How to scale volumes of postgres leader?

I’m trying to scale the volumes associated with a Fly-managed postgres. I followed the instructions in this community post to scale up the replicas: PostgreSQL HA - #2 by kurt

This seems to work with replicas, but attempting these steps with the leader, (create volume, scale up, remove leader volume, scale down) the leader vm doesn’t get removed when scaling down, it instead removes the newly-created replica, and leaves the leader with no volume associated with it. I was able to get it working by restarting postgres, but that resulted in downtime.

What is the intended way to scale the volumes associated with the postgres leader?

2 Likes

There are some race conditions in volume removal and scaling that we need to work through.
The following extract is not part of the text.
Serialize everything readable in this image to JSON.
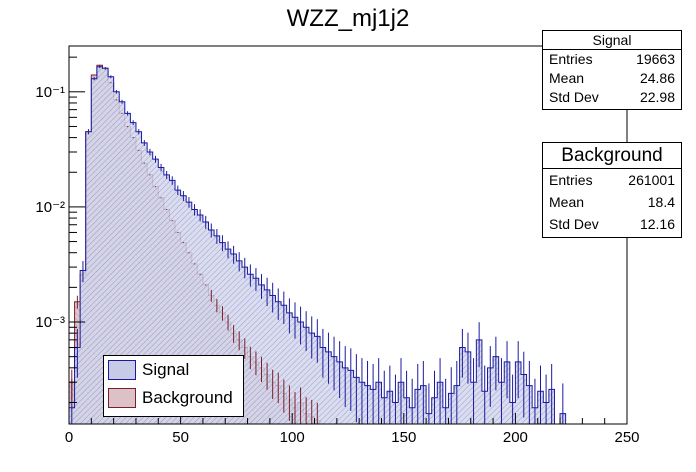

But it will probably work better to do this:

  1. create new volume
  2. delete old replica volume
  3. wait a few minutes
  4. fly vm stop <replica id>

Once the new replica shows healthy, you can repeat the same process for the leader. fly vm stop <leader id> will gracefully step the leader down with minimal downtime.

Thanks @kurt!
But I’m still struggling with the warnings raised in PostgreSQL HA

I’d appreciate some help here :bowing_man: :hugs:

@kurt That workflow appears to work better, although the downtime doesn’t seems super great when it happens. My app is seeing ~1 minute of downtime when transitioning. Not sure if that’s expected or not. It could also be something to do with the configuration on my end?

Yeah that’s poor. I just realized it’s probably the result of an IP address in <db-name>.internal going away. Some drivers accept a connection string with multiple addresses and will happily reconnect, but we haven’t been able to find a consistent way to expose that yet.

What app runtime / postgres driver are you using? We can probably get you a config that helps with this.

I’ve been testing with Prisma, which takes connection URLs: PostgreSQL database connector (Reference) | Prisma Docs

Hmm that might work with the multi host URL format, assuming they really did implement libpq. Give us some time to try and improve this, if you find yourself needing to resize again soon we can do it for you.